Of course there is the need to eat accompanied by the need to survive. Thank god, our forefathers and their forefathers decided to keep only three meals a day. I wonder what if they agreed upon some additional meals a day. And then there is the need to keep healthy. And here we have this notion that no meal is complete without meat. People can’t imagine organizing a party or any kind of celebration without meat items. This comes at the cost of hundreds of animals’ lives; cows and pigs and goats and chickens. And there is the need to live longer and happier, but at the cost of millions of other lives. Some meat connoisseurs claim their meals are tasteless and that they feel dizzy without having to consume meat in their meals. And then there is compassion – the defining quality that separates human lots from the animals – associated with Buddhist principles. As Buddhists, we condemn killing even an insect.
But again, every day hundreds of animals lose their lives because of our insatiable desire for meat. If such an action suits us the Buddhists is for anyone to judge. Vegetarianism needs no Buddhist masters to encourage it; rather it should be born out of our love and compassion for the suffering animals. It has to be understood from our experience of a minimal pain that we go through when a small thorn pricks our fingers. In other words every animal, big or small, deserves our sympathy. Feeling empathetic to the plights of animals is paving our way to turning veg.

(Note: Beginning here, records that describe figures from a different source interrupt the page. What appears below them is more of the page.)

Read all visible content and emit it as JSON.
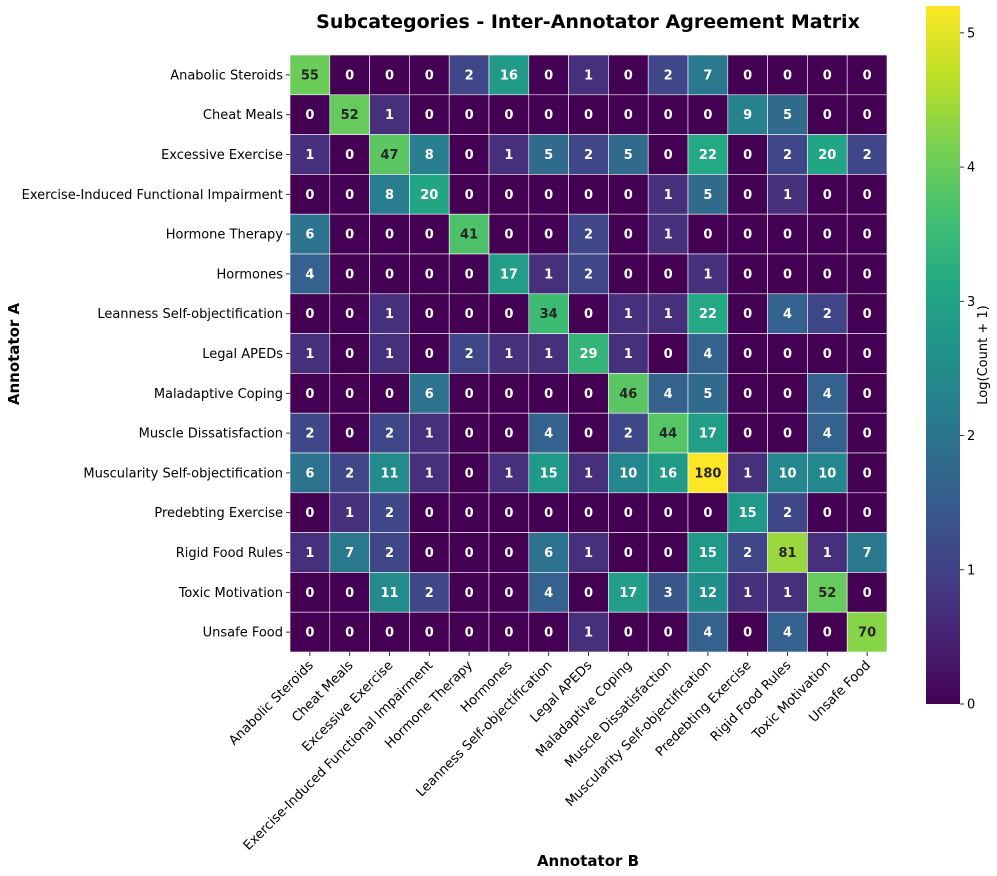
{
  "chart_data": {
    "type": "heatmap",
    "title": "Subcategories - Inter-Annotator Agreement Matrix",
    "xlabel": "Annotator B",
    "ylabel": "Annotator A",
    "colorbar_label": "Log(Count + 1)",
    "colorbar_range": [
      0,
      5.2
    ],
    "colorbar_ticks": [
      0,
      1,
      2,
      3,
      4,
      5
    ],
    "colormap": "viridis",
    "rows": [
      "Anabolic Steroids",
      "Cheat Meals",
      "Excessive Exercise",
      "Exercise-Induced Functional Impairment",
      "Hormone Therapy",
      "Hormones",
      "Leanness Self-objectification",
      "Legal APEDs",
      "Maladaptive Coping",
      "Muscle Dissatisfaction",
      "Muscularity Self-objectification",
      "Predebting Exercise",
      "Rigid Food Rules",
      "Toxic Motivation",
      "Unsafe Food"
    ],
    "columns": [
      "Anabolic Steroids",
      "Cheat Meals",
      "Excessive Exercise",
      "Exercise-Induced Functional Impairment",
      "Hormone Therapy",
      "Hormones",
      "Leanness Self-objectification",
      "Legal APEDs",
      "Maladaptive Coping",
      "Muscle Dissatisfaction",
      "Muscularity Self-objectification",
      "Predebting Exercise",
      "Rigid Food Rules",
      "Toxic Motivation",
      "Unsafe Food"
    ],
    "values": [
      [
        55,
        0,
        0,
        0,
        2,
        16,
        0,
        1,
        0,
        2,
        7,
        0,
        0,
        0,
        0
      ],
      [
        0,
        52,
        1,
        0,
        0,
        0,
        0,
        0,
        0,
        0,
        0,
        9,
        5,
        0,
        0
      ],
      [
        1,
        0,
        47,
        8,
        0,
        1,
        5,
        2,
        5,
        0,
        22,
        0,
        2,
        20,
        2
      ],
      [
        0,
        0,
        8,
        20,
        0,
        0,
        0,
        0,
        0,
        1,
        5,
        0,
        1,
        0,
        0
      ],
      [
        6,
        0,
        0,
        0,
        41,
        0,
        0,
        2,
        0,
        1,
        0,
        0,
        0,
        0,
        0
      ],
      [
        4,
        0,
        0,
        0,
        0,
        17,
        1,
        2,
        0,
        0,
        1,
        0,
        0,
        0,
        0
      ],
      [
        0,
        0,
        1,
        0,
        0,
        0,
        34,
        0,
        1,
        1,
        22,
        0,
        4,
        2,
        0
      ],
      [
        1,
        0,
        1,
        0,
        2,
        1,
        1,
        29,
        1,
        0,
        4,
        0,
        0,
        0,
        0
      ],
      [
        0,
        0,
        0,
        6,
        0,
        0,
        0,
        0,
        46,
        4,
        5,
        0,
        0,
        4,
        0
      ],
      [
        2,
        0,
        2,
        1,
        0,
        0,
        4,
        0,
        2,
        44,
        17,
        0,
        0,
        4,
        0
      ],
      [
        6,
        2,
        11,
        1,
        0,
        1,
        15,
        1,
        10,
        16,
        180,
        1,
        10,
        10,
        0
      ],
      [
        0,
        1,
        2,
        0,
        0,
        0,
        0,
        0,
        0,
        0,
        0,
        15,
        2,
        0,
        0
      ],
      [
        1,
        7,
        2,
        0,
        0,
        0,
        6,
        1,
        0,
        0,
        15,
        2,
        81,
        1,
        7
      ],
      [
        0,
        0,
        11,
        2,
        0,
        0,
        4,
        0,
        17,
        3,
        12,
        1,
        1,
        52,
        0
      ],
      [
        0,
        0,
        0,
        0,
        0,
        0,
        0,
        1,
        0,
        0,
        4,
        0,
        4,
        0,
        70
      ]
    ]
  }
}
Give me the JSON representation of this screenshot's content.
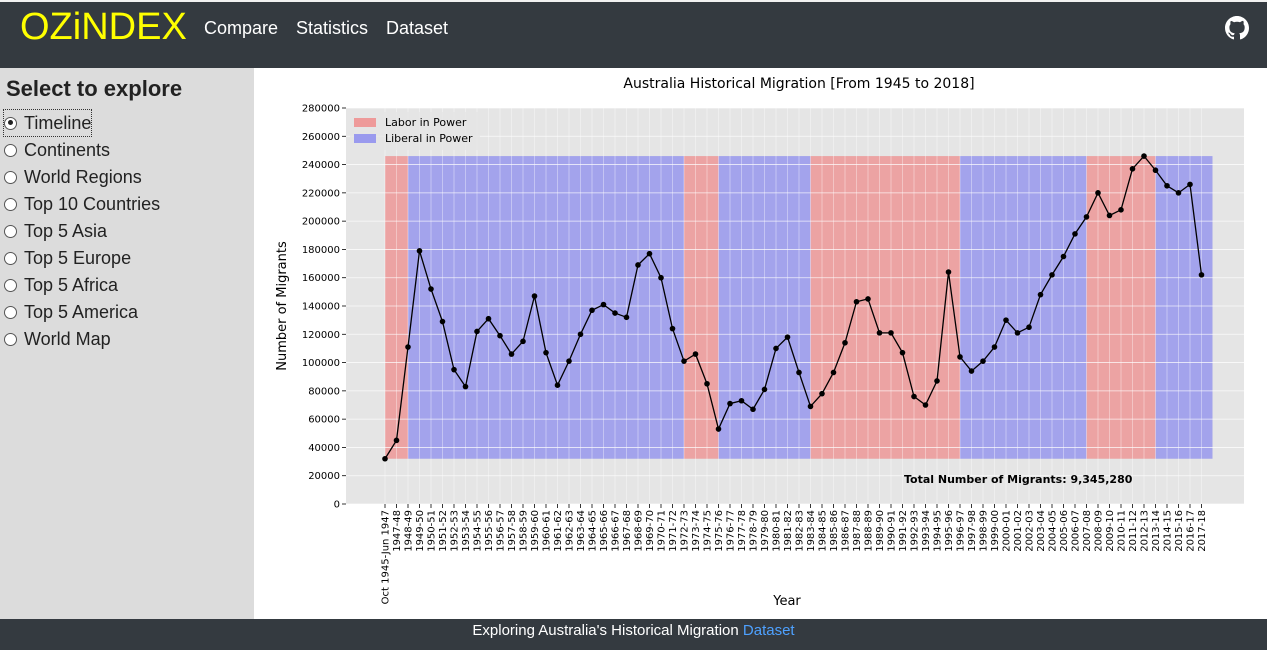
{
  "header": {
    "brand": "OZiNDEX",
    "nav": [
      "Compare",
      "Statistics",
      "Dataset"
    ],
    "github_icon": "github-icon"
  },
  "sidebar": {
    "title": "Select to explore",
    "options": [
      "Timeline",
      "Continents",
      "World Regions",
      "Top 10 Countries",
      "Top 5 Asia",
      "Top 5 Europe",
      "Top 5 Africa",
      "Top 5 America",
      "World Map"
    ],
    "selected": "Timeline"
  },
  "chart_data": {
    "type": "line",
    "title": "Australia  Historical Migration [From 1945 to 2018]",
    "xlabel": "Year",
    "ylabel": "Number of Migrants",
    "ylim": [
      0,
      280000
    ],
    "yticks": [
      0,
      20000,
      40000,
      60000,
      80000,
      100000,
      120000,
      140000,
      160000,
      180000,
      200000,
      220000,
      240000,
      260000,
      280000
    ],
    "grid": true,
    "legend_position": "top-left",
    "legend": [
      {
        "name": "Labor in Power",
        "color": "#f08080"
      },
      {
        "name": "Liberal in Power",
        "color": "#8080f0"
      }
    ],
    "annotation": "Total Number of Migrants: 9,345,280",
    "categories": [
      "Oct 1945-Jun 1947",
      "1947-48",
      "1948-49",
      "1949-50",
      "1950-51",
      "1951-52",
      "1952-53",
      "1953-54",
      "1954-55",
      "1955-56",
      "1956-57",
      "1957-58",
      "1958-59",
      "1959-60",
      "1960-61",
      "1961-62",
      "1962-63",
      "1963-64",
      "1964-65",
      "1965-66",
      "1966-67",
      "1967-68",
      "1968-69",
      "1969-70",
      "1970-71",
      "1971-72",
      "1972-73",
      "1973-74",
      "1974-75",
      "1975-76",
      "1976-77",
      "1977-78",
      "1978-79",
      "1979-80",
      "1980-81",
      "1981-82",
      "1982-83",
      "1983-84",
      "1984-85",
      "1985-86",
      "1986-87",
      "1987-88",
      "1988-89",
      "1989-90",
      "1990-91",
      "1991-92",
      "1992-93",
      "1993-94",
      "1994-95",
      "1995-96",
      "1996-97",
      "1997-98",
      "1998-99",
      "1999-00",
      "2000-01",
      "2001-02",
      "2002-03",
      "2003-04",
      "2004-05",
      "2005-06",
      "2006-07",
      "2007-08",
      "2008-09",
      "2009-10",
      "2010-11",
      "2011-12",
      "2012-13",
      "2013-14",
      "2014-15",
      "2015-16",
      "2016-17",
      "2017-18"
    ],
    "values": [
      32000,
      45000,
      111000,
      179000,
      152000,
      129000,
      95000,
      83000,
      122000,
      131000,
      119000,
      106000,
      115000,
      147000,
      107000,
      84000,
      101000,
      120000,
      137000,
      141000,
      135000,
      132000,
      169000,
      177000,
      160000,
      124000,
      101000,
      106000,
      85000,
      53000,
      71000,
      73000,
      67000,
      81000,
      110000,
      118000,
      93000,
      69000,
      78000,
      93000,
      114000,
      143000,
      145000,
      121000,
      121000,
      107000,
      76000,
      70000,
      87000,
      164000,
      104000,
      94000,
      101000,
      111000,
      130000,
      121000,
      125000,
      148000,
      162000,
      175000,
      191000,
      203000,
      220000,
      204000,
      208000,
      237000,
      246000,
      236000,
      225000,
      220000,
      226000,
      162000
    ],
    "shaded_periods": [
      {
        "party": "Labor",
        "from": "Oct 1945-Jun 1947",
        "to": "1948-49"
      },
      {
        "party": "Liberal",
        "from": "1948-49",
        "to": "1972-73"
      },
      {
        "party": "Labor",
        "from": "1972-73",
        "to": "1975-76"
      },
      {
        "party": "Liberal",
        "from": "1975-76",
        "to": "1983-84"
      },
      {
        "party": "Labor",
        "from": "1983-84",
        "to": "1996-97"
      },
      {
        "party": "Liberal",
        "from": "1996-97",
        "to": "2007-08"
      },
      {
        "party": "Labor",
        "from": "2007-08",
        "to": "2013-14"
      },
      {
        "party": "Liberal",
        "from": "2013-14",
        "to": "2017-18"
      }
    ],
    "shade_range": [
      32000,
      246000
    ]
  },
  "footer": {
    "text": "Exploring Australia's Historical Migration",
    "link": "Dataset"
  }
}
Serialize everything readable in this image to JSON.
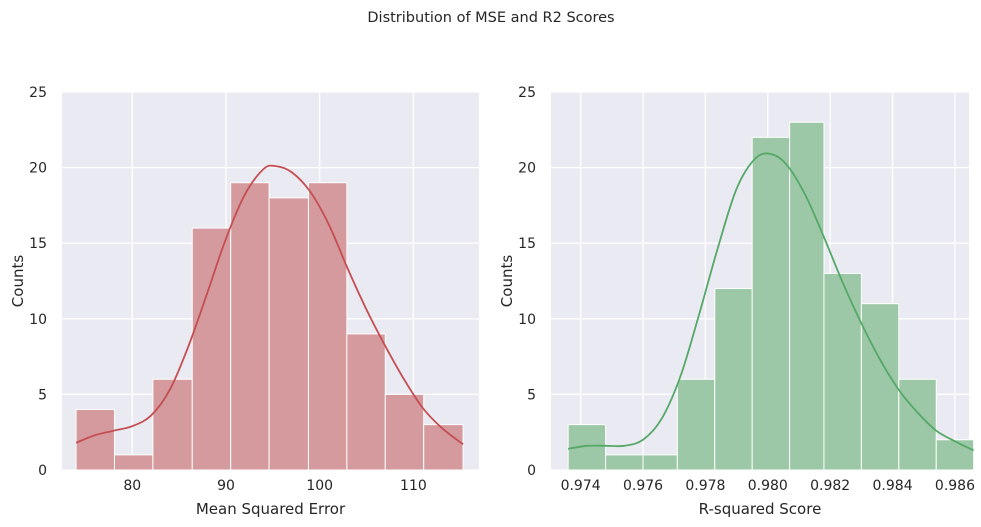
{
  "figure": {
    "title": "Distribution of MSE and R2 Scores",
    "background": "#ffffff",
    "panel_background": "#eaeaf2",
    "grid_color": "#ffffff"
  },
  "chart_data": [
    {
      "type": "histogram",
      "id": "mse",
      "title": "",
      "xlabel": "Mean Squared Error",
      "ylabel": "Counts",
      "color": "#c44e52",
      "bar_fill": "#d49a9d",
      "xlim": [
        72.5,
        117.0
      ],
      "ylim": [
        0,
        25
      ],
      "xticks": [
        80,
        90,
        100,
        110
      ],
      "yticks": [
        0,
        5,
        10,
        15,
        20,
        25
      ],
      "grid": true,
      "bins": [
        {
          "start": 74.0,
          "end": 78.1,
          "count": 4
        },
        {
          "start": 78.1,
          "end": 82.2,
          "count": 1
        },
        {
          "start": 82.2,
          "end": 86.4,
          "count": 6
        },
        {
          "start": 86.4,
          "end": 90.5,
          "count": 16
        },
        {
          "start": 90.5,
          "end": 94.6,
          "count": 19
        },
        {
          "start": 94.6,
          "end": 98.8,
          "count": 18
        },
        {
          "start": 98.8,
          "end": 102.9,
          "count": 19
        },
        {
          "start": 102.9,
          "end": 107.0,
          "count": 9
        },
        {
          "start": 107.0,
          "end": 111.1,
          "count": 5
        },
        {
          "start": 111.1,
          "end": 115.3,
          "count": 3
        }
      ],
      "kde": {
        "x": [
          74.0,
          76.0,
          78.0,
          80.0,
          82.0,
          84.0,
          86.0,
          88.0,
          90.0,
          92.0,
          94.0,
          95.3,
          97.0,
          99.0,
          101.0,
          103.0,
          105.0,
          107.0,
          109.0,
          111.0,
          113.0,
          115.3
        ],
        "y": [
          1.8,
          2.3,
          2.6,
          2.9,
          3.6,
          5.3,
          8.2,
          11.7,
          15.3,
          18.2,
          19.9,
          20.1,
          19.7,
          18.4,
          16.2,
          13.3,
          10.6,
          8.2,
          6.0,
          4.1,
          2.8,
          1.7
        ]
      }
    },
    {
      "type": "histogram",
      "id": "r2",
      "title": "",
      "xlabel": "R-squared Score",
      "ylabel": "Counts",
      "color": "#55a868",
      "bar_fill": "#9cc8a7",
      "xlim": [
        0.97305,
        0.98645
      ],
      "ylim": [
        0,
        25
      ],
      "xticks": [
        0.974,
        0.976,
        0.978,
        0.98,
        0.982,
        0.984,
        0.986
      ],
      "xtick_labels": [
        "0.974",
        "0.976",
        "0.978",
        "0.980",
        "0.982",
        "0.984",
        "0.986"
      ],
      "yticks": [
        0,
        5,
        10,
        15,
        20,
        25
      ],
      "grid": true,
      "bins": [
        {
          "start": 0.9736,
          "end": 0.9748,
          "count": 3
        },
        {
          "start": 0.9748,
          "end": 0.976,
          "count": 1
        },
        {
          "start": 0.976,
          "end": 0.9771,
          "count": 1
        },
        {
          "start": 0.9771,
          "end": 0.9783,
          "count": 6
        },
        {
          "start": 0.9783,
          "end": 0.9795,
          "count": 12
        },
        {
          "start": 0.9795,
          "end": 0.9807,
          "count": 22
        },
        {
          "start": 0.9807,
          "end": 0.9818,
          "count": 23
        },
        {
          "start": 0.9818,
          "end": 0.983,
          "count": 13
        },
        {
          "start": 0.983,
          "end": 0.9842,
          "count": 11
        },
        {
          "start": 0.9842,
          "end": 0.9854,
          "count": 6
        },
        {
          "start": 0.9854,
          "end": 0.9866,
          "count": 2
        }
      ],
      "kde": {
        "x": [
          0.9736,
          0.9742,
          0.9748,
          0.9754,
          0.976,
          0.9766,
          0.9772,
          0.9778,
          0.9784,
          0.979,
          0.9796,
          0.9801,
          0.9806,
          0.9812,
          0.9818,
          0.9824,
          0.983,
          0.9836,
          0.9842,
          0.9848,
          0.9854,
          0.986,
          0.9866
        ],
        "y": [
          1.4,
          1.6,
          1.6,
          1.6,
          2.0,
          3.4,
          6.2,
          10.3,
          14.7,
          18.6,
          20.6,
          20.9,
          20.2,
          18.2,
          15.4,
          12.4,
          9.7,
          7.3,
          5.3,
          3.8,
          2.6,
          1.9,
          1.3
        ]
      }
    }
  ]
}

I am not a reincarnate lama or a Buddhist master trying to preach any doctrine here. All I am saying is that if we slowly start looking beyond our appetite for meat and turn vegetarians, killing and violence to animals would decrease in the world. There are many alternatives –our dieticians recommend green vegetables and doctors urge us to involve in active and healthy lifestyles minus junk foods. That’s the way to live healthy life devoid of any lifestyle related diseases. There are so many ways to make meals tasty.
Once an American friend asked me “how come Buddhism prohibits any form of killing, yet meat is freely available in the country?” I found satisfaction in telling him that in the villages, our farmers never kill animals and meat is eaten only when animals die. To which he sarcastically remarked, “That means once pigs are fattened, people take them to the nearby cliff and start pushing them slowly off the cliff. And once the animals fall down, they claim the pigs died on their own.” Maybe some people weave such stories to tell visitors, but it offers us some acumen now. We claim we don’t kill. But we eat a lot of meat. That becomes indirect killing. If not many people relish meat, more hands would develop mercy. And finally, an Indian butcher had this to say specifically to Bhutanese meat lovers: “How much ever we slaughter, the meat is still insufficient to Drukpas.”
Let’s promote compassion and spread love. Let’s go empathetically green by turning vegetarians, all of us, gradually, one at a time.